Strange ECONNRESET error I cannot figure out

5.1k views Asked by At

I do not know, if this is related to koa, or is problem of some other npm module or something else. I am going to start from here.

So to the problem. I am having REST api written in koa v1. We are running node server in the Docker image. One of the endpoints we have, starts the import and returns the status 200 with message: "import started", and when the import finishes, we send Slack message to notify us.

So first I tested the server on my local machine, everything works (endpoint does not throw any errors). Then I built docker image. I run container localy, everything works (endpoint does not throw any errors). I deploy my image to Mesos environment, everything works so far. Container runs, every endpoint works, beside import endpoint. When I call it, after few seconds (5 to 10), I get ECONNRESET error, the running container gets killed and new running instance is started. So import is terminated.

At the beginning we assigned 128 MB ram to the docker container and that seems to be enough. After import error occurred, we thought maybe OOM killed process. So we decided to check dmesg and we could not find any log entries related to the OOM and the process of the running container. Then we checked ram usage of the container locally (with htop) and found out it uses aprox. 250+ MB, so we decided to add more ram in marathon config (512 MB). That however did not help, same error occurred.

Because the error was not explicit enough we installed longjohn module, so we could get more detailed error message. That got us just a little bit more information, but not as much as we thought it would.

Error: read ECONNRESET
      at exports._errnoException (util.js:1026:11)
      at TCP.onread (net.js:569:26)
  ---------------------------------------------
      at Application.app.callback (/src/node_modules/koa/lib/application.js:130:45)
      at Application.app.listen (/src/node_modules/koa/lib/application.js:73:39)
      at Promise.then.result (/src/server.js:97:13)


  Error: read ECONNRESET
      at exports._errnoException (util.js:1026:11)
      at TCP.onread (net.js:569:26)

Line 97 of the server.js is:

 96:if(!module.parent) {
 97:    app.listen(port, (err) => {
 98:        if (err) {
 99:            console.error('Server error', err);
100:        }
101:        console.log('Listening on the port', port);
102:    });
103:}

So what exactly happens in the endpoint logic.

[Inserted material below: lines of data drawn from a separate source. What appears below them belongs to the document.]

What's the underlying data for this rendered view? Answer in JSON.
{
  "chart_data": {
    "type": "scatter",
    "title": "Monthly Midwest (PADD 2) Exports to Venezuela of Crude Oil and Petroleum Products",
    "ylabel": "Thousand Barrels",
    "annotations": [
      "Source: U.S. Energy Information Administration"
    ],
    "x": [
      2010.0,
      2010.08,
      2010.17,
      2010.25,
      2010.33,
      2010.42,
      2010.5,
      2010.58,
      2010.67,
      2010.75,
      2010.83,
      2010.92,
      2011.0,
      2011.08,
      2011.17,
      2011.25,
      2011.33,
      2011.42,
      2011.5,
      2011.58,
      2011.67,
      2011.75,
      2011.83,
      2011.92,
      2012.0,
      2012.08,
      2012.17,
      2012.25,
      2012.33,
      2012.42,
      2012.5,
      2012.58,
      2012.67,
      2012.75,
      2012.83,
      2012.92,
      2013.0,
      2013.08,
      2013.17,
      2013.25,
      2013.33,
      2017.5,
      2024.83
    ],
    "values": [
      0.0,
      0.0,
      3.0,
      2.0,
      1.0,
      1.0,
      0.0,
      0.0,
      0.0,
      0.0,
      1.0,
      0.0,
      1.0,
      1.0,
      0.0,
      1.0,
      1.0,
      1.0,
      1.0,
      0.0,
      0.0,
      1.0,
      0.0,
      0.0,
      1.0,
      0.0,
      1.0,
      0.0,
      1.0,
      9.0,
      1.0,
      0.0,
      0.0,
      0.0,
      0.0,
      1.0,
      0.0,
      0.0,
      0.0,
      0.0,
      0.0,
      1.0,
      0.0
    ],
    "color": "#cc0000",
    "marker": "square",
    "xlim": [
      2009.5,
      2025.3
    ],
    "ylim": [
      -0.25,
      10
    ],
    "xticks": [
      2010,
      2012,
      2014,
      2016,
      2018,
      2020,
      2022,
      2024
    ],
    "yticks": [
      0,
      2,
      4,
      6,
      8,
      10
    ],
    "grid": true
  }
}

We are using postgres npm module pg. We are passing pg.Pool to the context, so later we can use it in our models. We are executing insert query encapsulated in promise and push promises in the array. There are roughly 2700+ records. Later we do Promise.all on the array of promises and with then we send the message to Slack.

As you can see I do not know if the error is related to koa or pg or some other thing. What is more intriguing is that locally everything works (node server as well as in docker container), but on Mesos it does not. How can I find out what is wrong?

  • version of koa npm module: 1.2.0
  • version of pg npm module: 6.1.0
  • version of Postgres 9.5
  • version of Mesos: 1.0.1
2

There are 2 answers

0
daniyel On BEST ANSWER

Thanks to another developer, we found out what was the cause of the ERROR. We used all connections in the pool when there was an import running.

When the marathon was requesting the service status at the time of the import, service tried to connect to the database to test the connection and at that time the connection to the database was terminated. Service became unhealthy and marathon restarted the service. We re-factored the import code. We are limiting the number of pool connections.

0
Ted On

According to this github issue this is an error caused by tiny-lr.

It seems that downgrading to version 0.2.1 stops it, but this is usually a dependency of other packages you're using that you've got no control over. You might be able to filter out the error by displaying all errors except this, as such:

if (error.code !== 'ECONNRESET') { console.log(error) }

The issue is still open, and dates from Oct 27, 2016. Don't know if it will get fixed or not. But as far as feedback goes, it doesn't seem like a dangerous error, or to have any impact whatsoever. But heh, I'd rather fix mine too, if there was a way.